For all the stereotypes about cops and their love of sugary breakfasts, it's rare for an officer to be suspended for weight, experts say. It's not unheard of, however. A cop in Nebraska was suspended in 2007 when his supervisors said his weight kept him from performing his duties. The officer was later reinstated.
"It's an unusual thing," said Harvey Hedden, executive director of the International Law Enforcement Educators and Trainers Association. "I'm pretty surprised to hear about it."
While fitness is becoming a larger problem for police departments nationwide, Hedden said agencies typically opt for less serious methods of intervention. He cited one case where an officer could no longer fit in a squad car and was moved to office duty.
Some agencies provide gym memberships to officers or pay them to work out, he said.
There was no word on whether Cook's weight restricted his ability to do his job or whether he was considered morbidly obese, defined as more than 100 pounds over a person's recommended weight or having a BMI, or body mass index, of greater than 40. It's also unclear what steps Carrollton police might have taken with Cook before suspending him.
The department declined to comment in detail on his case, citing privacy laws. Cook, reached by phone Tuesday, also declined to comment.
Pete Schulte, a defense attorney and former McKinney police officer, said being physically fit is part of an officer's job. And when weight becomes a problem, he said, it can pose risks to the public and fellow officers.
"If they get so out of breath [in a foot chase] that they can't draw their gun and fire, that's an issue," Schulte said.
He said Carrollton is among several North Texas departments that conduct annual fitness tests to make sure officers can do physical tasks such as pull a 150-pound body across a road or run a mile under a certain time. If an officer fails, Schulte said, he or she gets training to get in shape.
He said Cook's case represents a balancing act between state law, which empowers police departments to ensure their officers are physically and mentally fit to do the job, and the Americans With Disabilities Act, which prohibits discrimination against people with certain impairments.

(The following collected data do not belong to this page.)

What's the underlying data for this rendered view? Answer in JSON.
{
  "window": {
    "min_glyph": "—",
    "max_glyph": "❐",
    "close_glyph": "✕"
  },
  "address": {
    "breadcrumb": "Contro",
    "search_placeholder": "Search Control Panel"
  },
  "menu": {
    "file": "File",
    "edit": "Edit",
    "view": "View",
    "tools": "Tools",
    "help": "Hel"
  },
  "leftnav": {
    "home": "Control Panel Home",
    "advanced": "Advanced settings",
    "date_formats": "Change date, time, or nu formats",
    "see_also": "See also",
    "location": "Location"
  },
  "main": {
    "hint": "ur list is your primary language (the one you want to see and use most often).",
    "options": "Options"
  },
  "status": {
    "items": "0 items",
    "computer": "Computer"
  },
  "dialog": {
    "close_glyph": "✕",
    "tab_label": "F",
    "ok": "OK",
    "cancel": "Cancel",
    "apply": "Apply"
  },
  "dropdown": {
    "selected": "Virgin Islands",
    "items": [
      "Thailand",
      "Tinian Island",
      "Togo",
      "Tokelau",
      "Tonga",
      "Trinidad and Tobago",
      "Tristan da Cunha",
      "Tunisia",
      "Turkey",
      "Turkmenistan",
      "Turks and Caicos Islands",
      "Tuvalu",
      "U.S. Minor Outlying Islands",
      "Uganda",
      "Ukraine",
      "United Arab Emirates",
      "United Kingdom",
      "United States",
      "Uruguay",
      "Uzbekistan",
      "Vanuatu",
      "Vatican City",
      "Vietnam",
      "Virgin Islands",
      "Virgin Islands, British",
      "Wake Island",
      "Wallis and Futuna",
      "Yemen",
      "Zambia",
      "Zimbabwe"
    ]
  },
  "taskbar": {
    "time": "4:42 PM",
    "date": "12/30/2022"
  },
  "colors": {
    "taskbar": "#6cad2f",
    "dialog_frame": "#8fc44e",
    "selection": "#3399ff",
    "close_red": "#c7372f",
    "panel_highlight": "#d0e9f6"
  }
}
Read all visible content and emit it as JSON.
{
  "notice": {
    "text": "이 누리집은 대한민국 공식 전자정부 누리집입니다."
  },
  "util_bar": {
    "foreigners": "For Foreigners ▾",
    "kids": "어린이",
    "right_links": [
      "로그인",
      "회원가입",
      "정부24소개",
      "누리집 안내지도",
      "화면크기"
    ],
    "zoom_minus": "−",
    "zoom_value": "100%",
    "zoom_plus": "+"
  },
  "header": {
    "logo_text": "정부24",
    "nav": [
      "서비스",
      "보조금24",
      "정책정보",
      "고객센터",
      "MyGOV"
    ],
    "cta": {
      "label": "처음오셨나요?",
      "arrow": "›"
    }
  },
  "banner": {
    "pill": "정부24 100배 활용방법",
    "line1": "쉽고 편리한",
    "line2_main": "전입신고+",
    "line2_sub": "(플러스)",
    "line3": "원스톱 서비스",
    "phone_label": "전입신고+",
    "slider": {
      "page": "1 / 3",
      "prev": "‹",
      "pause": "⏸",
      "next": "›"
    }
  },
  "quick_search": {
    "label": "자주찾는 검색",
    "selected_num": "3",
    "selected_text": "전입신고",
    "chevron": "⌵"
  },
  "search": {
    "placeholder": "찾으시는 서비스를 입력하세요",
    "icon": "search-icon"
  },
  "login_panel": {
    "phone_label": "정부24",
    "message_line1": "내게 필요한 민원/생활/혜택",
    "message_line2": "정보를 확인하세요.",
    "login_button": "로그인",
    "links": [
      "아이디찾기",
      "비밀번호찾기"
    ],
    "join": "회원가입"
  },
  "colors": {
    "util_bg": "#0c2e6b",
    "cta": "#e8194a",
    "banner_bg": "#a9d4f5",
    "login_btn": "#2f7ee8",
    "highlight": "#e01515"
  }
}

Cook joined the department in July 1995, said Carrollton police spokeswoman Jolene DeVito.
Before that, he worked for three years as a detention officer at the Dallas County Sheriff's Office, according to his LinkedIn page.
So what's next for Cook?
Carrollton police said they're following a fitness for duty process outlined in state law, which puts the ball in Cook's court.
He will have to get evaluated by a doctor, and if the department disagrees with that evaluation, he would see the city's doctor.
If the two evaluations conflict, a panel of three doctors could be appointed to evaluate his fitness.
"If they find him unfit for duty, he can be terminated," Schulte said.